WAZ-Eigentümer lehnen Angebot der Axel Springer AG nachdrücklich ab


Als im August bekannt wurde, dass sich die Eigentümerstruktur bei der WAZ-Mediengruppe ändern sollte (in dem Petra Grotkamp vom Funke-Stamm ein Angebot für die 50 %-Anteile der Brost-Gruppe abgegeben hat), wurde im Laufe des heutigen Tages das ganze noch einmal getoppt:

Wie zuerst das Manager Magazin berichtete, hat die Axel Springer AG ein Angebot über 1,4 Milliarden Euro für die WAZ-Mediengruppe abgelegt (siehe auch die Berichte bei Medienmoral NRW und RP-Online).

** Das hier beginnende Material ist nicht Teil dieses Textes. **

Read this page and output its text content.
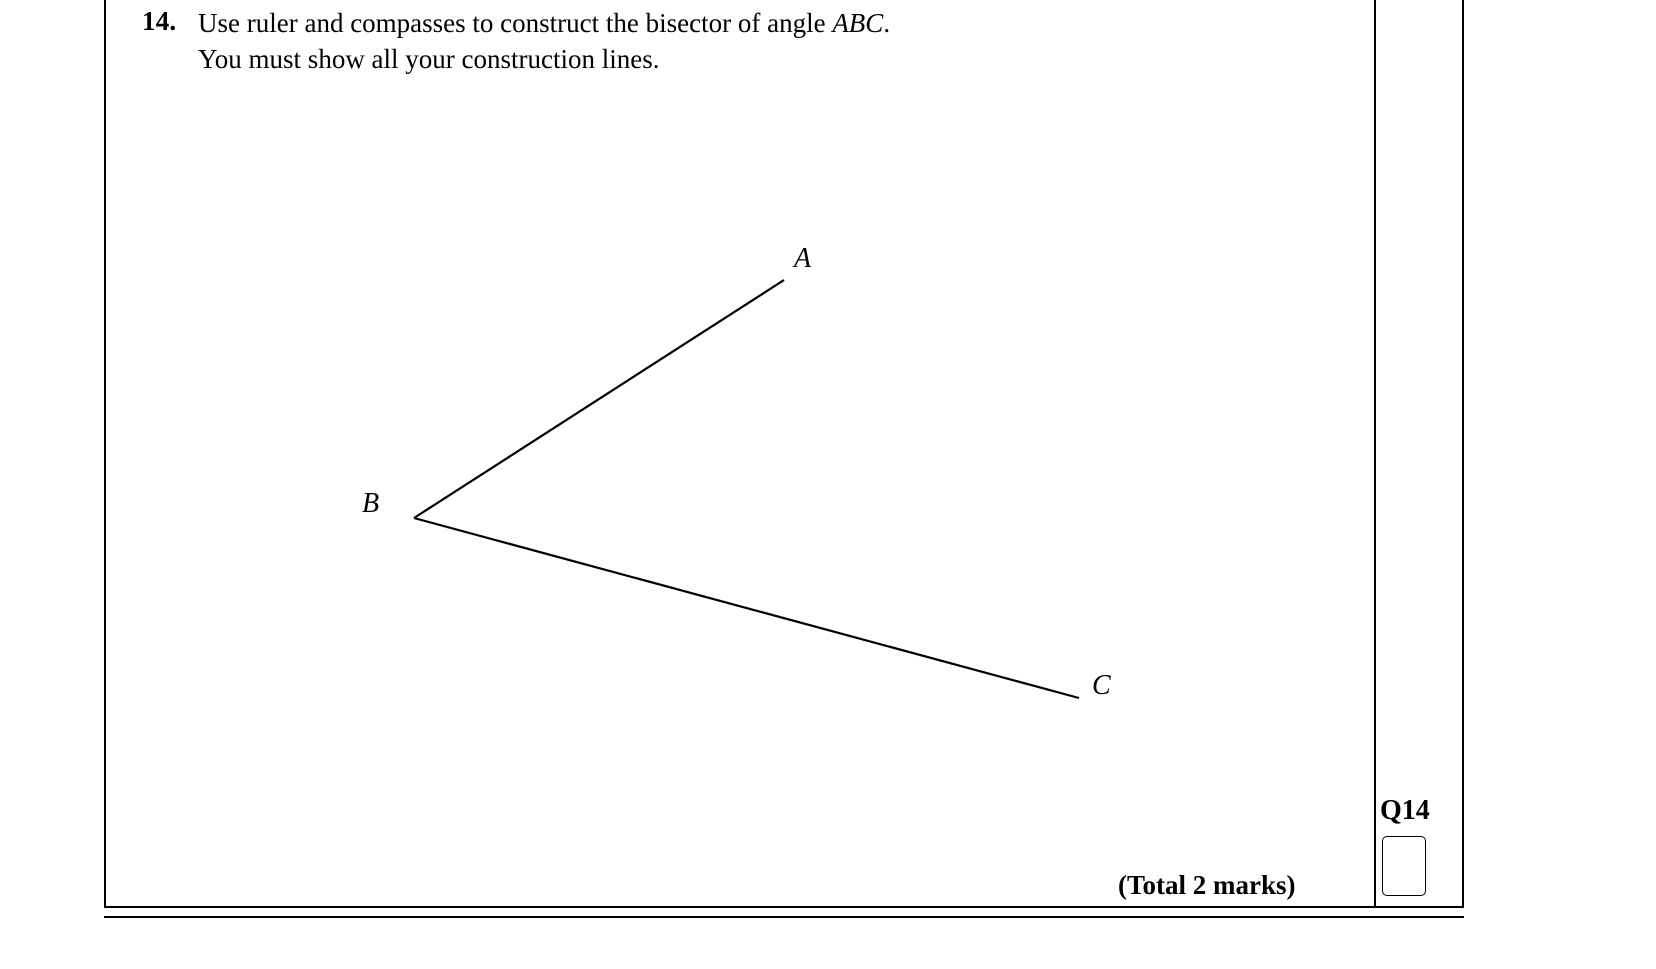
14. Use ruler and compasses to construct the bisector of angle ABC.
You must show all your construction lines.
A
B
C
Q14
(Total 2 marks)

Doch dieses Angebot stößt bei den WAZ-Eigentümern nicht unbedingt auf Begeisterung, wie nachfolgende Erklärungen zeigen:

Erklärung Dr. Peter Heinemann

„Prüfet alles und behaltet das beste.“
(Paulus, 1. Timotheus-Brief)

Erklärung Klaus Schubries

Zu dem unaufgefordert abgegebenen Angebot der Axel Springer AG erklärt Klaus Schubries als Sprecher der Funke-Gruppe:

„Die Funke-Gruppe ist derzeit an einem Verkauf von Teilen der WAZ Mediengruppe nicht interessiert. Auch ein Verkauf von Geschäftsanteilen an der WAZ Mediengruppe kommt für uns nicht in Frage. Daher ergeben sich keine Verhandlungsmöglichkeiten mit der Axel Springer AG.“

Erklärung Dr. Andreas Urban

Die Axel Springer AG hat den Gesellschaftern der WAZ-Mediengruppe unaufgefordert ein indikatives Angebot zum Erwerb von WAZ-Geschäftsbereichen übermittelt.

Frau Petra Grotkamp weist darauf hin, dass diese Geschäftsbereiche nicht zur Disposition stehen und die Axel Springer AG nach den Gesellschaftsverträgen der WAZ-Mediengruppe auch nicht Gesellschafter der WAZ-Mediengruppe werden kann.

Die in dem Angebot enthaltenen Bewertungen sind unzutreffend und das Angebot begegnet auch erheblichen kartellrechtlichen Bedenken.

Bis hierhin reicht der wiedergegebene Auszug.